I'll leave the psychology to the psychologists, but the reason I point this article out is that for the guns rights movement, it is not enough for them to have the right to own, possess and use weapons; it is not enough for them to have the right to hunt, or have them for home defense. No, all civic space must be armed space.

And here is the problem--I do not want to lived in an armed encampment, in which everyone is packing. I like the notion of civilized spaces where not everyone can deal death with a couple of quick hand-movements. "Open carry" is not guaranteed by the Second Amendment, and I resent people trying to force their gun culture on me. As I wrote last year:
We need a cultural shift, and this is not something the law can do, and that politics can only help a little bit. We need to stop glamorizing guns, and gun culture. We have to not accept that guns are cool, and that killing is manly, or strong, or sexy, or whatever the hell it is that explains our long-term love affair with guns.
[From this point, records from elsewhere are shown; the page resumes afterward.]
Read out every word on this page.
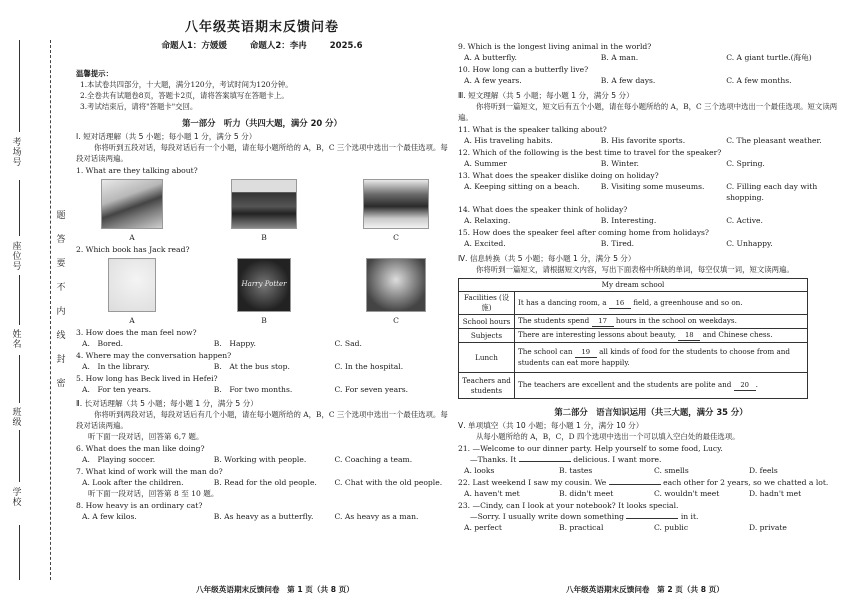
考场号
座位号
姓名
班级
学校
题
答
要
不
内
线
封
密
八年级英语期末反馈问卷
命题人1：方媛媛	命题人2：李冉	2025.6
温馨提示：
1.本试卷共四部分，十大题，满分120分，考试时间为120分钟。
2.全卷共有试题卷8页，答题卡2页，请将答案填写在答题卡上。
3.考试结束后，请将"答题卡"交回。
第一部分　听力（共四大题，满分 20 分）
Ⅰ. 短对话理解（共 5 小题；每小题 1 分，满分 5 分）
你将听到五段对话，每段对话后有一个小题，请在每小题所给的 A，B，C 三个选项中选出一个最佳选项。每段对话读两遍。
1. What are they talking about?
A	B	C
2. Which book has Jack read?
A
Harry Potter
B	C
3. How does the man feel now?
A.　Bored.	B.　Happy.	C. Sad.
4. Where may the conversation happen?
A.　In the library.	B.　At the bus stop.	C. In the hospital.
5. How long has Beck lived in Hefei?
A.　For ten years.	B.　For two months.	C. For seven years.
Ⅱ. 长对话理解（共 5 小题；每小题 1 分，满分 5 分）
你将听到两段对话，每段对话后有几个小题，请在每小题所给的 A，B，C 三个选项中选出一个最佳选项。每段对话读两遍。
听下面一段对话，回答第 6,7 题。
6. What does the man like doing?
A.　Playing soccer.	B. Working with people.	C. Coaching a team.
7. What kind of work will the man do?
A. Look after the children.	B. Read for the old people.	C. Chat with the old people.
听下面一段对话，回答第 8 至 10 题。
8. How heavy is an ordinary cat?
A. A few kilos.	B. As heavy as a butterfly.	C. As heavy as a man.
八年级英语期末反馈问卷　第 1 页（共 8 页）
9. Which is the longest living animal in the world?
A. A butterfly.	B. A man.	C. A giant turtle.(海龟)
10. How long can a butterfly live?
A. A few years.	B. A few days.	C. A few months.
Ⅲ. 短文理解（共 5 小题；每小题 1 分，满分 5 分）
你将听到一篇短文，短文后有五个小题，请在每小题所给的 A，B，C 三个选项中选出一个最佳选项。短文读两遍。
11. What is the speaker talking about?
A. His traveling habits.	B. His favorite sports.	C. The pleasant weather.
12. Which of the following is the best time to travel for the speaker?
A. Summer	B. Winter.	C. Spring.
13. What does the speaker dislike doing on holiday?
A. Keeping sitting on a beach.	B. Visiting some museums.	C. Filling each day with shopping.
14. What does the speaker think of holiday?
A. Relaxing.	B. Interesting.	C. Active.
15. How does the speaker feel after coming home from holidays?
A. Excited.	B. Tired.	C. Unhappy.
Ⅳ. 信息转换（共 5 小题；每小题 1 分，满分 5 分）
你将听到一篇短文，请根据短文内容，写出下面表格中所缺的单词，每空仅填一词，短文读两遍。
My dream school	
Facilities (设施)	It has a dancing room, a 16 field, a greenhouse and so on.
School hours	The students spend 17 hours in the school on weekdays.
Subjects	There are interesting lessons about beauty, 18 and Chinese chess.
Lunch	The school can 19 all kinds of food for the students to choose from and students can eat more happily.
Teachers and students	The teachers are excellent and the students are polite and 20 .
第二部分　语言知识运用（共三大题，满分 35 分）
Ⅴ. 单项填空（共 10 小题；每小题 1 分，满分 10 分）
从每小题所给的 A，B，C，D 四个选项中选出一个可以填入空白处的最佳选项。
21. —Welcome to our dinner party. Help yourself to some food, Lucy.
—Thanks. It	delicious. I want more.
A. looks	B. tastes	C. smells	D. feels
22. Last weekend I saw my cousin. We	each other for 2 years, so we chatted a lot.
A. haven't met	B. didn't meet	C. wouldn't meet	D. hadn't met
23. —Cindy, can I look at your notebook? It looks special.
—Sorry. I usually write down something	in it.
A. perfect	B. practical	C. public	D. private
八年级英语期末反馈问卷　第 2 页（共 8 页）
We have to cut it right out.

Let me tell you something; I don't hate guns, per se. I played with toy guns as a child; my Uncle Bill taught me to shoot a pistol one summer up in Rhinebeck. It was fun; I enjoyed it. I understand that implements of death can be domesticated.

I fence. Fencing is an athletic discipline that takes what used to be a perversely beautiful, skill-intensive way to kill somebody, and reimagines it as a fun competition. It has not brought back the sword as a major weapon of mayhem. Gun owners, you want to sever that link between your hobby and death. Step up. Draw lines of what is and isn't acceptable behavior. Don't be afraid of bucking the NRA, and keep guns out of places where they don't belong--schools, churches, etc. Shame people who think it's ok to bring guns where they don't belong, and those among you who feel that the omnipresence of guns is the only way to be sure your rights won't be taken away.

As to those who say guns don't kill people, people kill people? Cut it out. Do you have any idea how inane that is? Guns make the difference between working hard to kill one person, or two, and being able to, without discernible skill, talent, or physical or mental stamina, indiscriminately slaughter. It's the difference between retail and wholesale murder, and if you don't know the difference--why, I just don't want to know you.
So far, I see no signs of gun owners stepping up; instead, these guns rights groups are stepping up the demand that the gun be welcome everywhere. They want everyone's rights to yield to their vision of their own. Rights without responsibility--and if you don't like it, stay at home, locked in your house.

And, by the way, with contemporary guns, just about any nimrod can shoot them and wreak havoc. Whoopee. Proper use of a rapier? That takes skill--and courage, too, especially if you go the classical route.